Thank you, I’ll try both and report back. Which model do you suggest I restore from when using Edresson’s repo? Or should I train from scratch?

I have no idea, but the one I linked above has worked for me in the past :smiley:

Back again with some results, I’ve tried both Edresson’s repo and the 670k model from the issue link, as well as just plain Tacotron2 from the NVIDIA repo:

  • Edresson’s repo didn’t really work as I couldn’t figure out what pretrained model would be compatible, I’ve tried training from scratch but it also gave no good results
  • The 670k model gave some results (after a bunch of fixes to the code, like the synthesizing of test audio files not working), however the voice turns out very high-pitched and noisy
  • The Tacotron2 model from NVIDIA works perfectly, the voice is very good and clean

Considering that it clearly isn’t a dataset problem, how is it possible that Mozilla’s TTS gives such bad results, when it’s using the same framework (Tacotron2)?

The documentation isn’t really clear on what the best branch/commit/model combo is, which one is the recommended setup for just fine-tuning an English voice ontop of a pre-trained model? I feel this project has a million branches and a million more combinations and none seem to work.

Have you checked any of the wiki entries? https://github.com/mozilla/TTS/wiki

Our released models are here from top to bottom older to newer models. https://github.com/mozilla/TTS/wiki/Released-Models

Are you sure your dataset specs match with your config?

There is also https://github.com/mozilla/TTS/wiki/FAQ to help.

I agree that things look not as tidy as it’s supposed to be. If you feel like there needs to be a change, feel free to send PRs and updates or at least come up with concrete suggestions.

In the worse case, if the other repo works, you can always use that one. They exist for a reason.

Edit:

I just checked the config.json

try instead

location_attn: true,
prenet: original,
use_forwarsd_attn: false

1 Like

As soon as I figure out how to make it work I’ll make a tutorial with what works for me.

Right now I’ve tried the Tacotron2 DDC model and fine-tuned it on my dataset, it finally trains properly but the results are kind of high-pitched/muffled after 8 hours, not sure if it requires training for longer?

Here are some statistics:

and here are some alignment charts:

Here is my config.json

My dataset is modelled after LJSpeech, it has 2462 wav files between 6 and 12 seconds in length, the speech is clear with no noise.

Two samples to compare the outputs:

DDC would not work with “ddc_r”: 1, set it to 7. And disable forward attention initially for the first run.

Trained again with “ddc_r” set to 7 and forward attention disabled, it’s marginally better, although still nowhere as good as the original Tacotron2.

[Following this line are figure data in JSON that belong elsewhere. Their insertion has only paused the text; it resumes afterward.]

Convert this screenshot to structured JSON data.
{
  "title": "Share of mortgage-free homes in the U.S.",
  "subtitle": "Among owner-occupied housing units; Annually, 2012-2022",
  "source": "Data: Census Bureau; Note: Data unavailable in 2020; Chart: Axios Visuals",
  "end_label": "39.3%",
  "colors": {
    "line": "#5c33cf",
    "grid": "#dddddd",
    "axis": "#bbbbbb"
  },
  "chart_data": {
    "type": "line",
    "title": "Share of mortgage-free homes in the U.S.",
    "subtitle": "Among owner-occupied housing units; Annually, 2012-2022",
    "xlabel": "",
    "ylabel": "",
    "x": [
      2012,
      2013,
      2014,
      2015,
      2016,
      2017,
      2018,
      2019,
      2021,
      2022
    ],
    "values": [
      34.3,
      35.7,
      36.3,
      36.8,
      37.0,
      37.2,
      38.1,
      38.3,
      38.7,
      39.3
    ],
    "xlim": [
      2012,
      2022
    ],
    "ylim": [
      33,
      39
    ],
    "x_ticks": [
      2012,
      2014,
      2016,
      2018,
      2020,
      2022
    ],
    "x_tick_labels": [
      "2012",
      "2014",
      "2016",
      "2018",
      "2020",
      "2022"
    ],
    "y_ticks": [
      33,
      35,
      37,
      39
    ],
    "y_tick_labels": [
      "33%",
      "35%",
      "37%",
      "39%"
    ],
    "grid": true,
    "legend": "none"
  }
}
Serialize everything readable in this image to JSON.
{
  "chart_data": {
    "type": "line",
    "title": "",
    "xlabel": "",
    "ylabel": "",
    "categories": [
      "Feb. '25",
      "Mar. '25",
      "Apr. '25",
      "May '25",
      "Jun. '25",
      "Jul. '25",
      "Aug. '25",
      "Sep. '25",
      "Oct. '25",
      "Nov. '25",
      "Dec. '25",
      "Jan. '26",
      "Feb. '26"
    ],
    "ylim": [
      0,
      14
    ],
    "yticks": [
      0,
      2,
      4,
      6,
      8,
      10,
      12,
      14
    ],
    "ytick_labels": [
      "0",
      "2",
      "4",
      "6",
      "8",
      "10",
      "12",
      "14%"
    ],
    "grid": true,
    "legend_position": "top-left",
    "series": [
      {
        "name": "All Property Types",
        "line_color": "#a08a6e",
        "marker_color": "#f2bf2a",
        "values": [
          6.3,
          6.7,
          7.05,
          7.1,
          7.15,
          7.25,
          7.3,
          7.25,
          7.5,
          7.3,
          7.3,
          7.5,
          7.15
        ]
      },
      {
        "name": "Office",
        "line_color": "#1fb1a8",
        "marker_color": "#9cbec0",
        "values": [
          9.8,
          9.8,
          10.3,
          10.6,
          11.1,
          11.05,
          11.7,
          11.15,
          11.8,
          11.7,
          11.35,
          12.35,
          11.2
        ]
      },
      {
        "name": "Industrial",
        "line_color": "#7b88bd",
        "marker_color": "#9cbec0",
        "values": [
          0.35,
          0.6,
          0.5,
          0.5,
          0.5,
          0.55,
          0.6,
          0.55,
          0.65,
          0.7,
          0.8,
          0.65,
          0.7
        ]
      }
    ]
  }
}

I’ve trained for 8 hours using exactly these steps, of course with my own dataset instead of LJSpeech.

Some results:

In the meantime I have also fine-tuned WaveGlow for a run on another language I had trained on the Tacotron2 model from NVIDIA’s repo, and it worked perfectly, so again, I’m pretty sure I’m missing some parameter here somewhere.
:confused:

It sounds like the dataset has some background noise. Maybe you can try some preprocessing with audio software. Also, you could try and see if you can get good results training from scratch. 8 hours should definitely get you intelligible speech. Maybe when the frames drop to 2 it will be very erratic, but I remember training my first TTS on 5 hours of speech and it wasn’t clean either,.

I’ve cleaned up the dataset as much as I can, trained both the TTS and vocoder on the new dataset and I still get the same problem.
I’m giving up on this for now, I’ve been battling with it for more than a month, I’ll just stick with NVIDIA’s repos which work fine. Thank you all for the help.